Security is a multi-layered challenge. Data needs to be securely transmitted to the vehicle, but it also has to be managed inside the car. That involves both processing and storage of all systems, and maintaining separation between such functions as braking and infotainment.
“Once the data have been computed and deployed, you need to have that isolation maintained throughout the lifecycle,” Oberg said. “At the same time, you also want to make sure the data itself is protected at a component level while it’s actually running because you don’t want someone being able to, in real time or while the systems operating, steal the information or be able to modify it.”
All of these issues are being sorted out behind the scenes, although it’s unlikely consumers will see the fruits of those efforts until at least 2025.
“The path is already set, and every OEM that does this is going to have their own proprietary mechanism for communicating with the mothership to make sure that everything’s going work out fine,” Fritz said. “There’s an opportunity for a company — it could be Microsoft or Cisco or whomever — to start supporting that kind of quasi-realtime data communication to help make those things happen.”
In fact, all sorts of new opportunities are opening up around the edges as this market begins to take shape.
“The functional safety, along with the various functional safety requirements and standards, are demanding things that automotive companies are mandated to follow, but which a lot of them are doing so in very ad hoc manner,” said Simon Rance, vice president of marketing at ClioSoft. “A lot of designs within vehicles are highly configurable, and they’re configurable even on the fly based on the data that they’re getting right from sensors.
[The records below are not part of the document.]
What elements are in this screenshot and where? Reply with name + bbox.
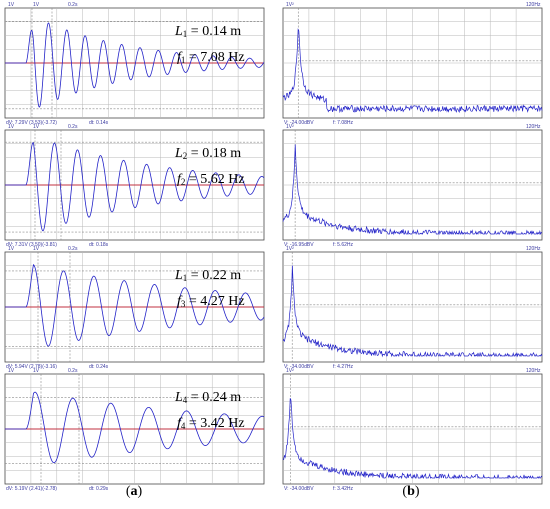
panel-b-3-spectrum: [282, 265, 543, 358]
panel-a-1-frequency-label: f1 = 7.08 Hz: [177, 50, 245, 65]
panel-b-1-spectrum: [282, 28, 543, 114]
panel-b-2-spectrum: [282, 144, 543, 236]
panel-a-4-length-label: L4 = 0.24 m: [174, 390, 241, 405]
panel-b-4-footer-1: f: 3.42Hz: [333, 486, 354, 492]
panel-a-2-length-label: L2 = 0.18 m: [174, 146, 241, 161]
panel-b-1-header-0: 1V²: [286, 2, 294, 8]
panel-a-2-footer-0: dV: 7.31V (3.50)(-3.81): [6, 242, 57, 248]
scope-b-1: 1V² 120Hz V: -24.00dBV f: 7.08Hz: [282, 2, 543, 126]
panel-a-3-header-1: 1V: [33, 246, 40, 252]
panel-b-2-footer-0: V: -16.95dBV: [284, 242, 314, 248]
panel-a-4-header-1: 1V: [33, 368, 40, 374]
panel-a-1-header-2: 0.2s: [68, 2, 78, 8]
panel-b-2-header-0: 1V²: [286, 124, 294, 130]
panel-a-4-waveform: [5, 391, 265, 464]
panel-b-3-footer-1: f: 4.27Hz: [333, 364, 354, 370]
panel-a-4-header-0: 1V: [8, 368, 15, 374]
panel-b-2-footer-1: f: 5.62Hz: [333, 242, 354, 248]
panel-a-2-footer-1: dt: 0.18s: [89, 242, 109, 248]
caption-b-letter: b: [407, 484, 415, 499]
panel-b-1-footer-0: V: -24.00dBV: [284, 120, 314, 126]
panel-a-3-footer-1: dt: 0.24s: [89, 364, 109, 370]
panel-b-4-header-1: 120Hz: [526, 368, 541, 374]
scope-b-4: 1V² 120Hz V: -34.00dBV f: 3.42Hz: [282, 368, 543, 492]
panel-b-3-header-0: 1V²: [286, 246, 294, 252]
panel-b-group: 1V² 120Hz V: -24.00dBV f: 7.08Hz 1V² 120Hz V: …: [282, 2, 543, 492]
panel-a-1-header-1: 1V: [33, 2, 40, 8]
caption-a: (a): [125, 484, 143, 499]
panel-a-1-waveform: [5, 22, 265, 108]
panel-a-4-frequency-label: f4 = 3.42 Hz: [177, 416, 245, 431]
panel-a-3-waveform: [5, 264, 265, 347]
panel-a-3-header-2: 0.2s: [68, 246, 78, 252]
panel-b-1-footer-1: f: 7.08Hz: [333, 120, 354, 126]
panel-a-2-waveform: [5, 142, 265, 232]
panel-a-4-header-2: 0.2s: [68, 368, 78, 374]
panel-a-1-footer-0: dV: 7.29V (3.53)(-3.72): [6, 120, 57, 126]
panel-a-4-footer-0: dV: 5.19V (2.41)(-2.78): [6, 486, 57, 492]
panel-b-3-header-1: 120Hz: [526, 246, 541, 252]
panel-a-1-footer-1: dt: 0.14s: [89, 120, 109, 126]
panel-a-2-header-2: 0.2s: [68, 124, 78, 130]
panel-b-2-header-1: 120Hz: [526, 124, 541, 130]
scope-a-1: 1V 1V 0.2s dV: 7.29V (3.53)(-3.72) dt: 0.14s…: [4, 2, 265, 126]
panel-a-1-header-0: 1V: [8, 2, 15, 8]
panel-a-2-frequency-label: f2 = 5.62 Hz: [177, 172, 245, 187]
panel-a-1-length-label: L1 = 0.14 m: [174, 24, 241, 39]
scope-a-2: 1V 1V 0.2s dV: 7.31V (3.50)(-3.81) dt: 0.18s…: [4, 124, 265, 248]
panel-b-4-header-0: 1V²: [286, 368, 294, 374]
panel-b-4-footer-0: V: -34.00dBV: [284, 486, 314, 492]
panel-b-4-spectrum: [282, 398, 543, 480]
panel-a-group: 1V 1V 0.2s dV: 7.29V (3.53)(-3.72) dt: 0.14s…: [4, 2, 265, 492]
panel-a-2-header-0: 1V: [8, 124, 15, 130]
panel-b-3-footer-0: V: -34.00dBV: [284, 364, 314, 370]
panel-a-2-header-1: 1V: [33, 124, 40, 130]
panel-a-3-footer-0: dV: 5.94V (2.78)(-3.16): [6, 364, 57, 370]
scope-a-4: 1V 1V 0.2s dV: 5.19V (2.41)(-2.78) dt: 0.29s…: [4, 368, 265, 492]
panel-a-4-footer-1: dt: 0.29s: [89, 486, 109, 492]
scope-a-3: 1V 1V 0.2s dV: 5.94V (2.78)(-3.16) dt: 0.24s…: [4, 246, 265, 370]
panel-a-3-length-label: L1 = 0.22 m: [174, 268, 241, 283]
caption-a-letter: a: [130, 484, 138, 499]
caption-b: (b): [402, 484, 420, 499]
panel-a-3-header-0: 1V: [8, 246, 15, 252]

All of that does have to be traced, because if something goes wrong they’ve got to trace it and figure out what the root cause is. That’s where there’s a need to be filled. The automotive company itself has to mandate the process. Then it’s up to the suppliers, including chipmakers, to conform and get into that type of environment. There’s a standard for accountability, but there doesn’t seem a standard process that these automotive companies are taking.”